From ”The Machine that Changed the World”, via case books like ”Skunk Works” and ”The Toyota way”, R&D practitioners and researchers have attempted to spread stories on what tends to work well for developing successful products. Many have read, listened and learned, but few have really excelled in getting the fundamentals right. In the automotive industry, many companies are now looking at Tesla Inc, which has focused on the key fundamental, supported by researchers, taken in part from the old learnings of the AeroSpace industry, and adapted to the new Silicon Walley boom in the new millennia. These are five of their key areas that all should learn from.
1 Shorten the distance between your customer and your engineers
In the short term, attentiveness to customer feedback, and having very short time between errors and their solution, is key. Customers can take problems, as long as they feel they are getting addressed quickly. Managing long term customer expectations requires communication of goals, which your customers can share and relate to, presenting solutions to their problems, or giving them teasers of the future. Also, customers agree to you collecting and analyse your customer data, if they feel it will improve their product. Continuously updating and improving the products build a stronger relationship over time.
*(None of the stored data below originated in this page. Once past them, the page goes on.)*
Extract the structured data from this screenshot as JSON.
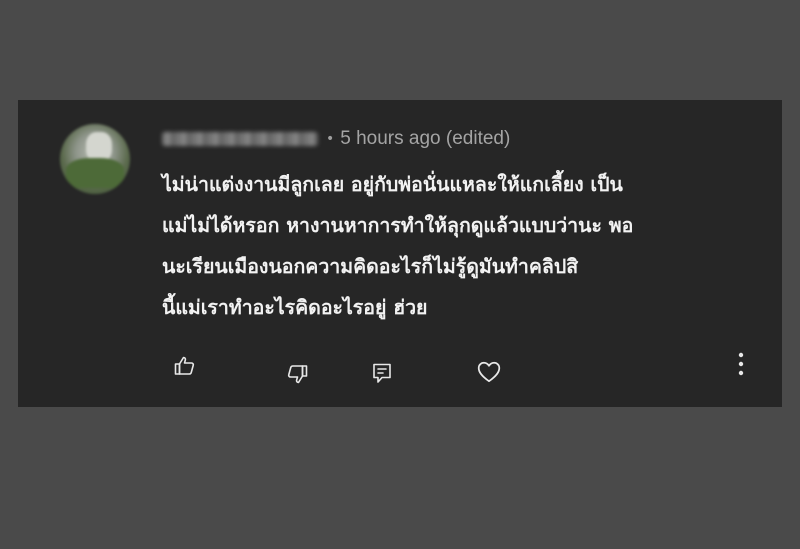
{
  "comment": {
    "meta": "5 hours ago (edited)",
    "separator": "•",
    "text_lines": [
      "ไม่น่าแต่งงานมีลูกเลย อยู่กับพ่อนั่นแหละให้แกเลี้ยง เป็น",
      "แม่ไม่ได้หรอก หางานหาการทำให้ลุกดูแล้วแบบว่านะ พอ",
      "นะเรียนเมืองนอกความคิดอะไรก็ไม่รู้ดูมันทำคลิปสิ",
      "นี้แม่เราทำอะไรคิดอะไรอยู่ ฮ่วย"
    ]
  },
  "actions": {
    "like_icon": "thumbs-up-icon",
    "dislike_icon": "thumbs-down-icon",
    "reply_icon": "reply-icon",
    "heart_icon": "heart-icon",
    "more_icon": "more-vertical-icon"
  },
  "colors": {
    "background": "#4a4a4a",
    "card": "#262626",
    "text": "#f2f2f2",
    "meta": "#a4a4a4"
  }
}
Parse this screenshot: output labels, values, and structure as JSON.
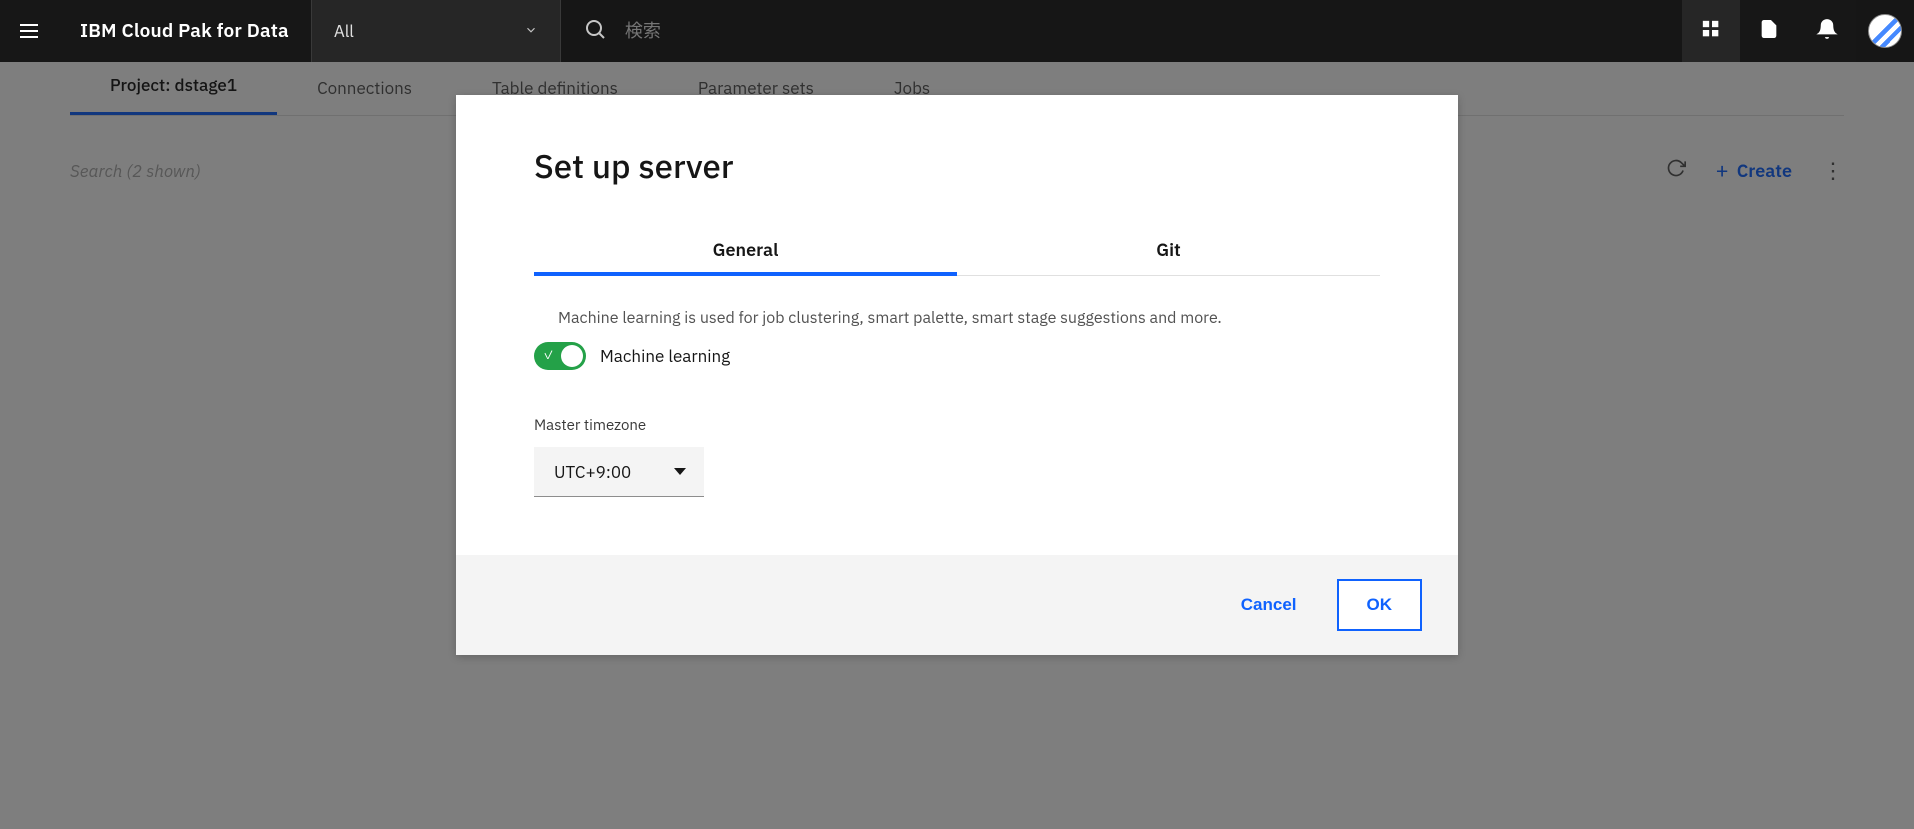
{
  "header": {
    "brand": "IBM Cloud Pak for Data",
    "selector_value": "All",
    "search_placeholder": "検索"
  },
  "background": {
    "tabs": [
      "Project: dstage1",
      "Connections",
      "Table definitions",
      "Parameter sets",
      "Jobs"
    ],
    "active_tab_index": 0,
    "search_hint": "Search (2 shown)",
    "create_label": "Create"
  },
  "modal": {
    "title": "Set up server",
    "tabs": [
      "General",
      "Git"
    ],
    "active_tab_index": 0,
    "ml_description": "Machine learning is used for job clustering, smart palette, smart stage suggestions and more.",
    "ml_toggle_label": "Machine learning",
    "ml_toggle_on": true,
    "timezone_label": "Master timezone",
    "timezone_value": "UTC+9:00",
    "cancel": "Cancel",
    "ok": "OK"
  },
  "colors": {
    "primary": "#0f62fe",
    "success": "#24a148",
    "header_bg": "#171717"
  }
}
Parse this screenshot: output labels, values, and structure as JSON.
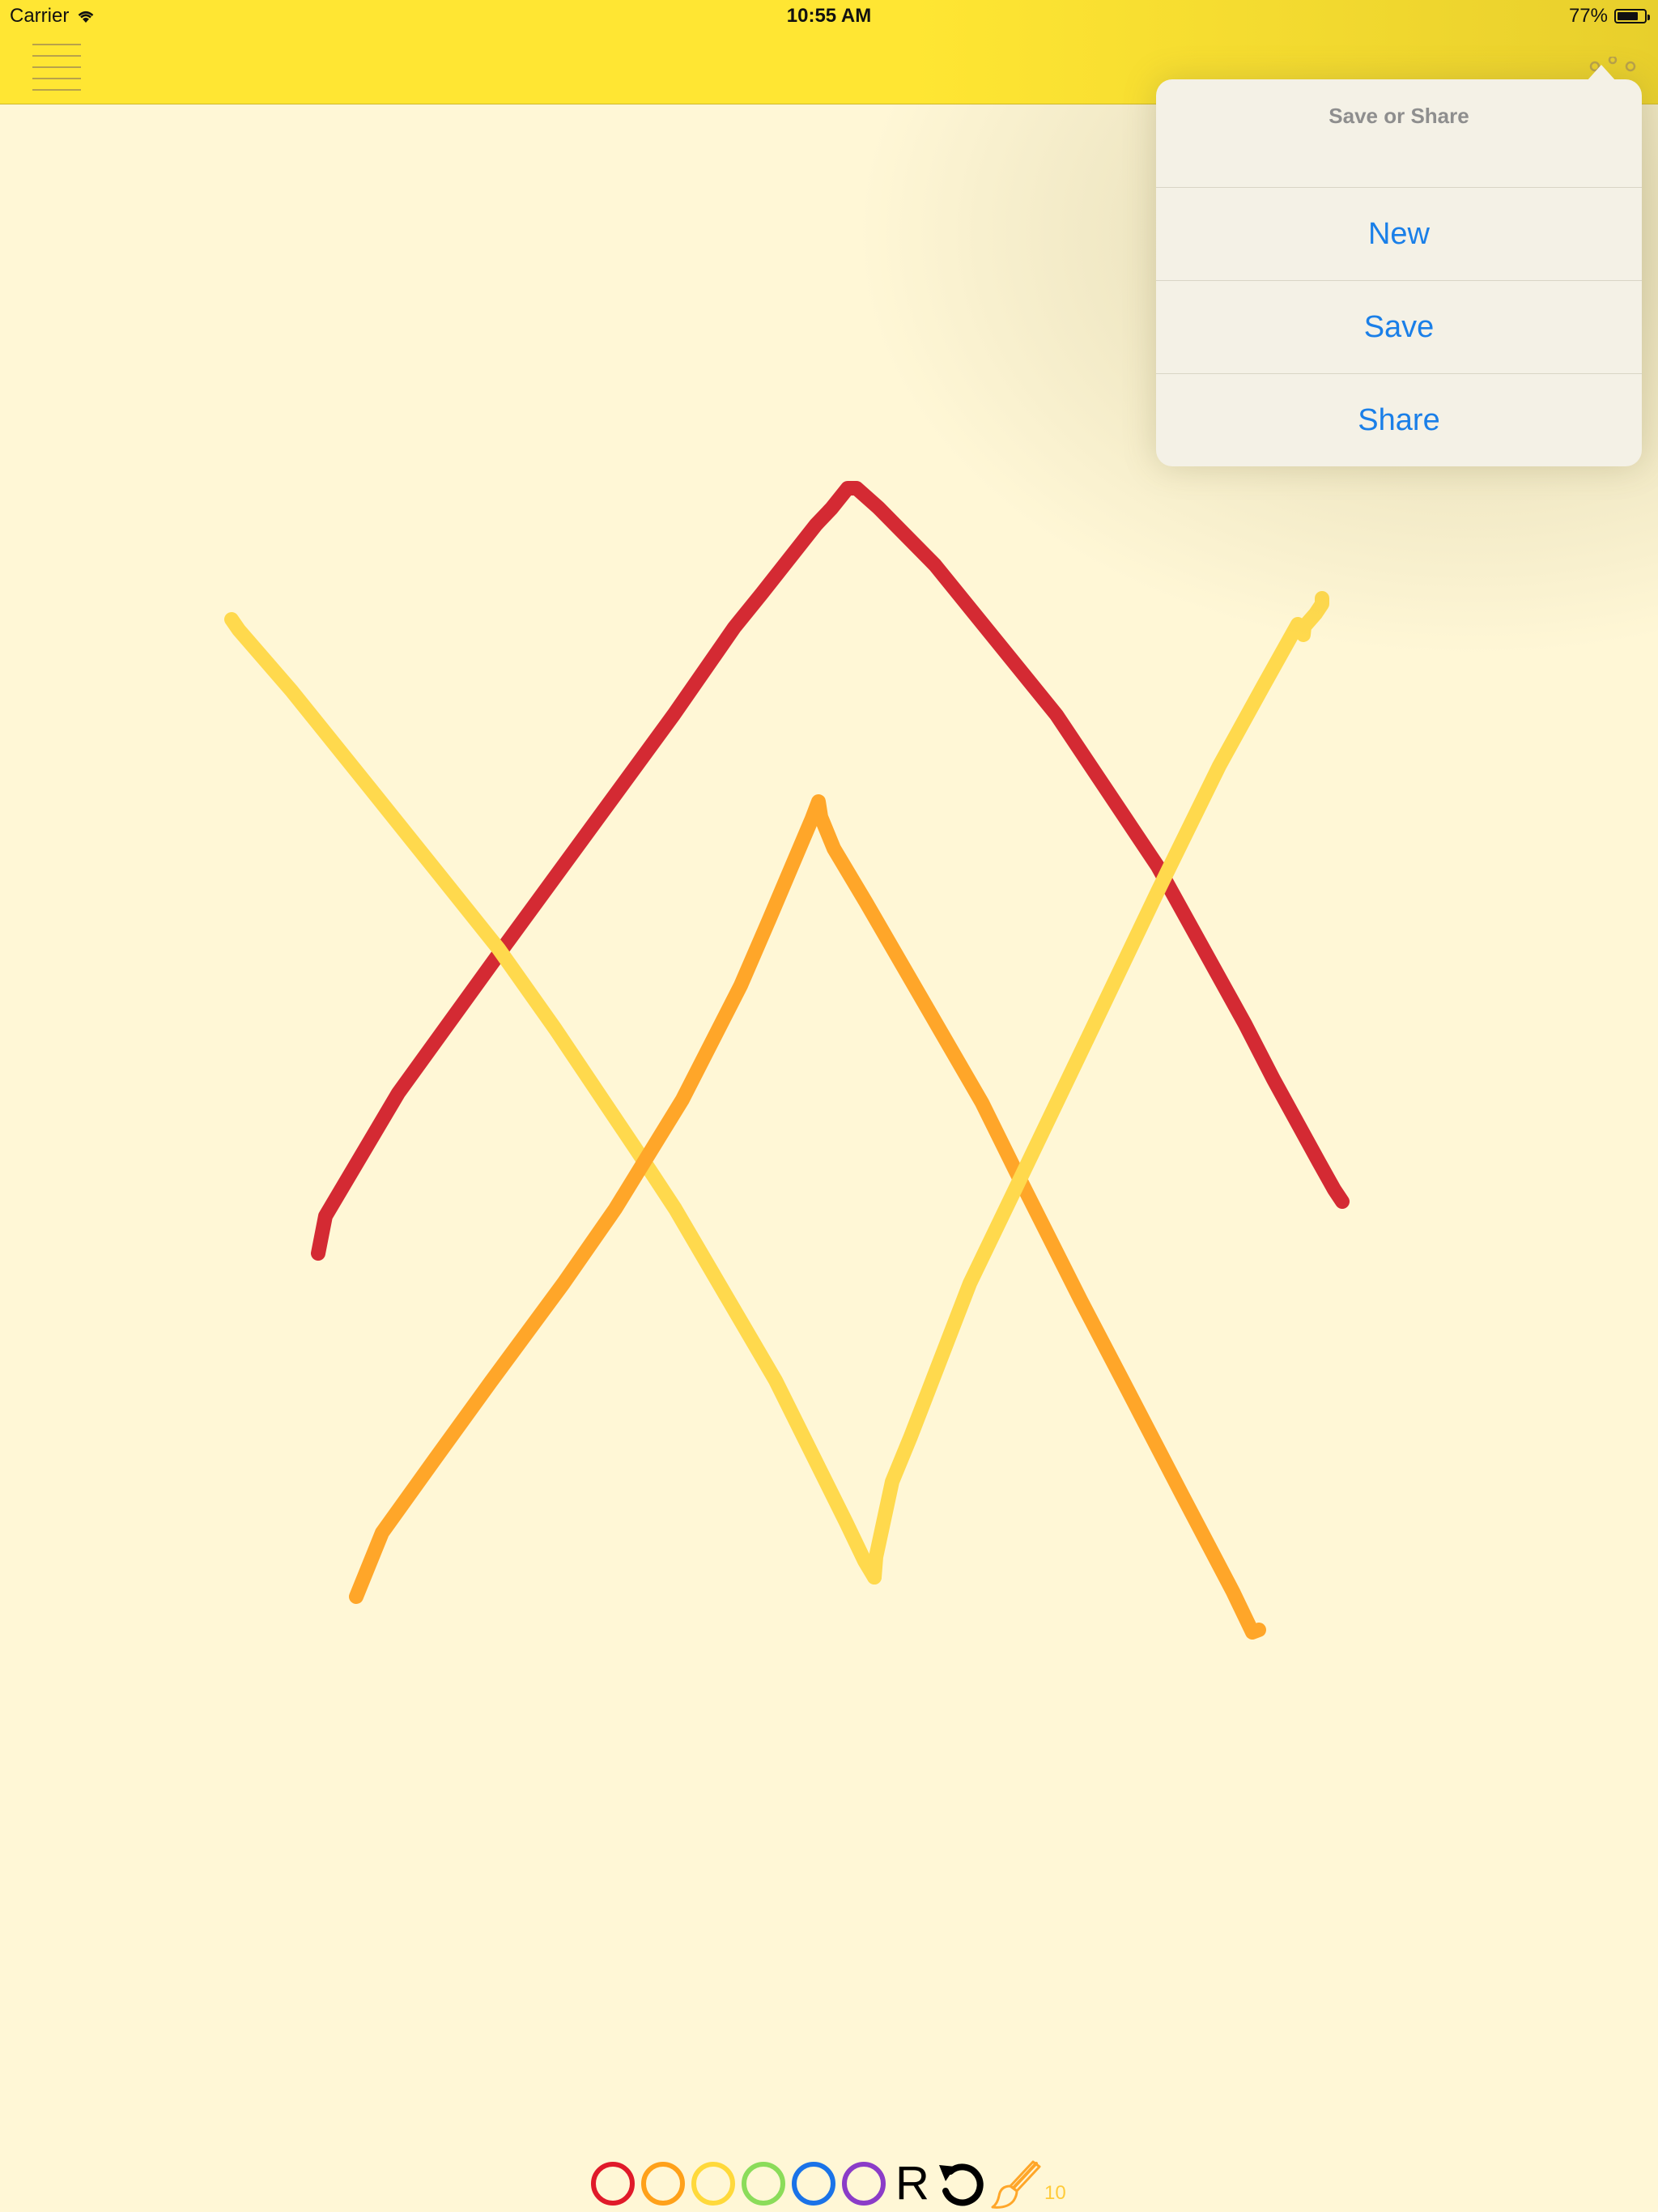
{
  "status_bar": {
    "carrier": "Carrier",
    "time": "10:55 AM",
    "battery_percent": "77%",
    "battery_level": 0.77
  },
  "nav_bar": {
    "menu_icon": "hamburger-menu-icon",
    "share_icon": "share-icon",
    "background_color": "#ffe633"
  },
  "popover": {
    "title": "Save or Share",
    "items": [
      {
        "label": "New"
      },
      {
        "label": "Save"
      },
      {
        "label": "Share"
      }
    ],
    "action_color": "#1a7fe8"
  },
  "drawing": {
    "background_color": "#fff7d6",
    "strokes": [
      {
        "color": "#d42a33"
      },
      {
        "color": "#ffd94d"
      },
      {
        "color": "#ffa629"
      },
      {
        "color": "#ffd94d"
      }
    ]
  },
  "toolbar": {
    "colors": [
      {
        "name": "red",
        "hex": "#e01a2a"
      },
      {
        "name": "orange",
        "hex": "#ffa11a"
      },
      {
        "name": "yellow",
        "hex": "#ffd93b"
      },
      {
        "name": "green",
        "hex": "#8bdc5a"
      },
      {
        "name": "blue",
        "hex": "#1a73e8"
      },
      {
        "name": "purple",
        "hex": "#8b3cc8"
      }
    ],
    "reset_label": "R",
    "undo_icon": "undo-icon",
    "brush_icon": "paintbrush-icon",
    "brush_size": "10"
  }
}
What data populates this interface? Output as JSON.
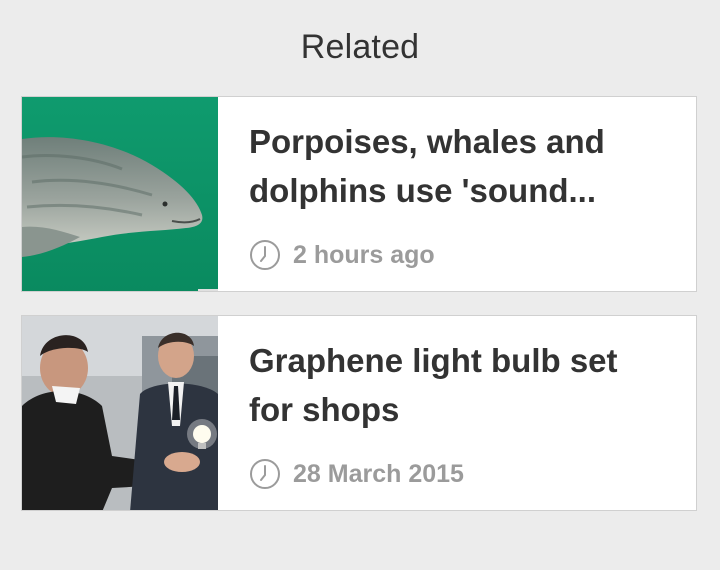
{
  "section": {
    "title": "Related"
  },
  "articles": [
    {
      "headline": "Porpoises, whales and dolphins use 'sound...",
      "timestamp": "2 hours ago",
      "thumbnail_icon": "porpoise-photo"
    },
    {
      "headline": "Graphene light bulb set for shops",
      "timestamp": "28 March 2015",
      "thumbnail_icon": "graphene-bulb-photo"
    }
  ],
  "colors": {
    "background": "#ececec",
    "card": "#ffffff",
    "headline": "#333333",
    "timestamp": "#9b9b9b",
    "water": "#0e9a6c"
  }
}
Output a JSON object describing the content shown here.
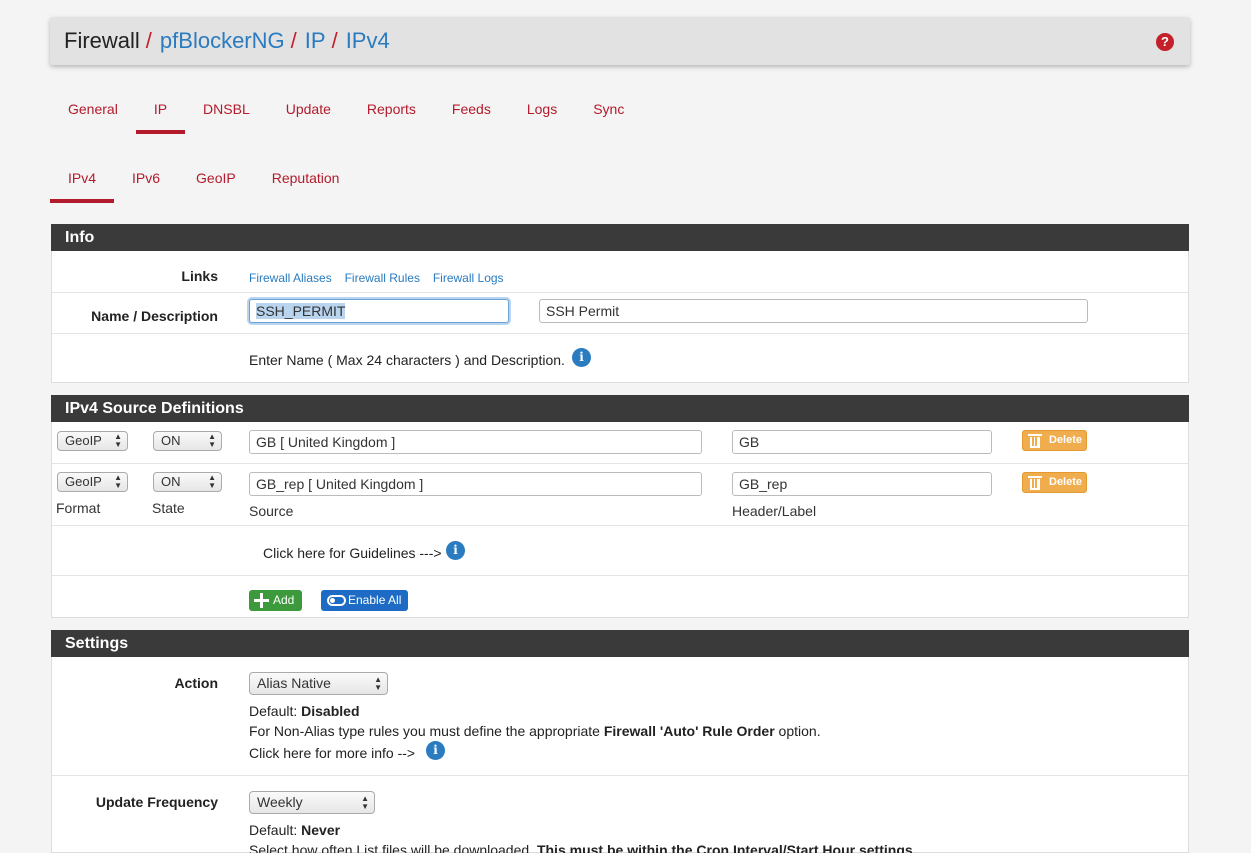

2 Manage product/part complexity
Complexity is a silent killer. 100 % backward compatibility of new parts, continuous removal of unnecessary parts, carry over of parts between product models are key for hardware. The big challenge is however to build a software and electronics infrastructure that allows for maintainability and improvements. Having parameter-controlled updates rather than software builds reduce software complexity to single digit numbers. This is built on the core philosophy that all vehicles need very few selectable variants (5 colours, two engine set-ups), all equipped from start with all the hardware functionality you plan to make available during the product life.
3 Rapid internal communication
Cross-functional co-location of people who need day-to-day communication is key. This affects the way the organization is set-up, and the way the buildings you utilize are built. Smaller is better, big organizations tend to have bigger problems with communication.
“Organizational complexity tends to manifest in the product” – Elon Musk
4 Manage your technical platforms
One example is when the Model Y was launched on the US market in March 2020, it was the first to have the heat pump, utilizing excess heat from using the battery to heat the interior, increasing efficiency during winter with ~25 %. Since then, the heat pump has seen 9 revision changes, and has been installed in all the other models. Update and improve the hardware continuously, and manage the interfaces to other parts. This solution was developed for all models from start, with the complete product family in mind. One solution, less complexity.
5 Invest in your long term strategies
Investing in battery production and chemistry has proven a core area. The same goes for manufacturing technologies. They are both state of the art in the industry today, and have been clearly set strategies from 2014, communicated to both customers and investors. This has driven the recruitment of some of the world’s leading experts in these areas, the incorporation of some leading smaller companies, as well as the selection of suppliers and the location of factories.